109mania

⼗年 Ten Years Japanの109maniaのレビュー・感想・評価

⼗年 Ten Years Japan(2018年製作の映画)
2.5
オムニバス形式の作品なので、よかったものもあれば、良くなかったものもある。全体としては、重たいながらも映画としてのクオリティが高く、見てよかったなあ、という感想。十年という一つの作品としてではなく、それぞれが一つひとつの作品として扱うようなプロモーションだともっとよかった。是非またやってほしい。
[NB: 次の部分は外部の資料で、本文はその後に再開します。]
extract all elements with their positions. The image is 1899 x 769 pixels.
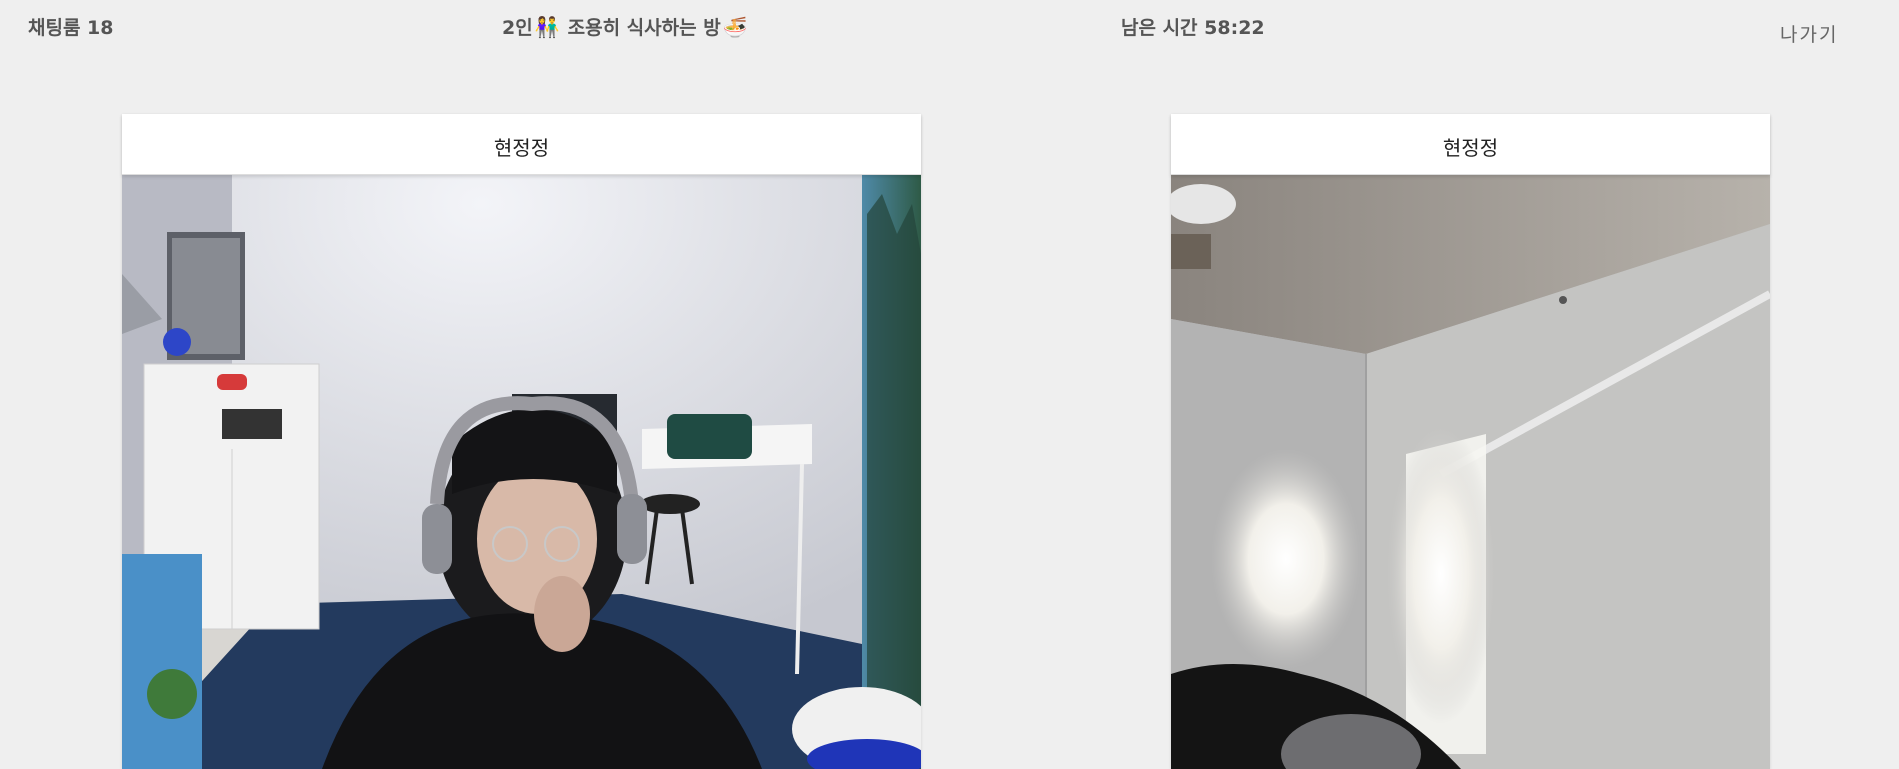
people-icon: 👫 xyxy=(534,14,560,39)
participant-name: 현정정 xyxy=(493,136,550,160)
video-feed xyxy=(1171,174,1770,769)
participant-card-2: 현정정 xyxy=(1171,114,1770,769)
remaining-time: 남은 시간 58:22 xyxy=(1121,17,1265,39)
room-title-text: 조용히 식사하는 방 xyxy=(567,17,721,39)
participant-name: 현정정 xyxy=(1442,136,1499,160)
participant-card-1: 현정정 xyxy=(122,114,921,769)
room-number: 채팅룸 18 xyxy=(28,17,114,39)
room-title-prefix: 2인 xyxy=(502,17,533,39)
exit-button[interactable]: 나가기 xyxy=(1780,20,1838,47)
top-bar: 채팅룸 18 2인 👫 조용히 식사하는 방 🍜 남은 시간 58:22 나가기 xyxy=(0,0,1899,60)
noodle-bowl-icon: 🍜 xyxy=(722,14,748,39)
participant-header: 현정정 xyxy=(1171,114,1770,175)
video-frame-ceiling xyxy=(1171,174,1770,769)
video-frame-room xyxy=(122,174,921,769)
video-feed xyxy=(122,174,921,769)
participant-header: 현정정 xyxy=(122,114,921,175)
room-title: 2인 👫 조용히 식사하는 방 🍜 xyxy=(502,13,750,40)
さて、内容についていえば一番気に入ったのはPlan75。深刻かつ喫緊の社会問題を扱っていて、まずはそのテーマ選定が素晴らしい。短編だから当然だが、無駄な描写をそぎ落とし、見るものに空白を埋めさせる。その大胆さもよかった。
最近見た映画「教誨師」を思い出すシーンがある。気になったのはそのシーン。予定されている死を迎える心境、それは清々しさかもしれないし、葛藤、迷いかも知れない。いずれにせよその描き方の熱量は充分だったと言えるだろうか?また、薬を処置する看護師風の人たちの葛藤も絶対にあるはずなのに、そこを取り上げきれていないのは、かなり残念。とてもいい作品だからこそ思える、物足りなさと言えるだろう。是非長編で同じテーマにチャレンジしてほしいところだ。

あとはDataの杉咲花。よかったです。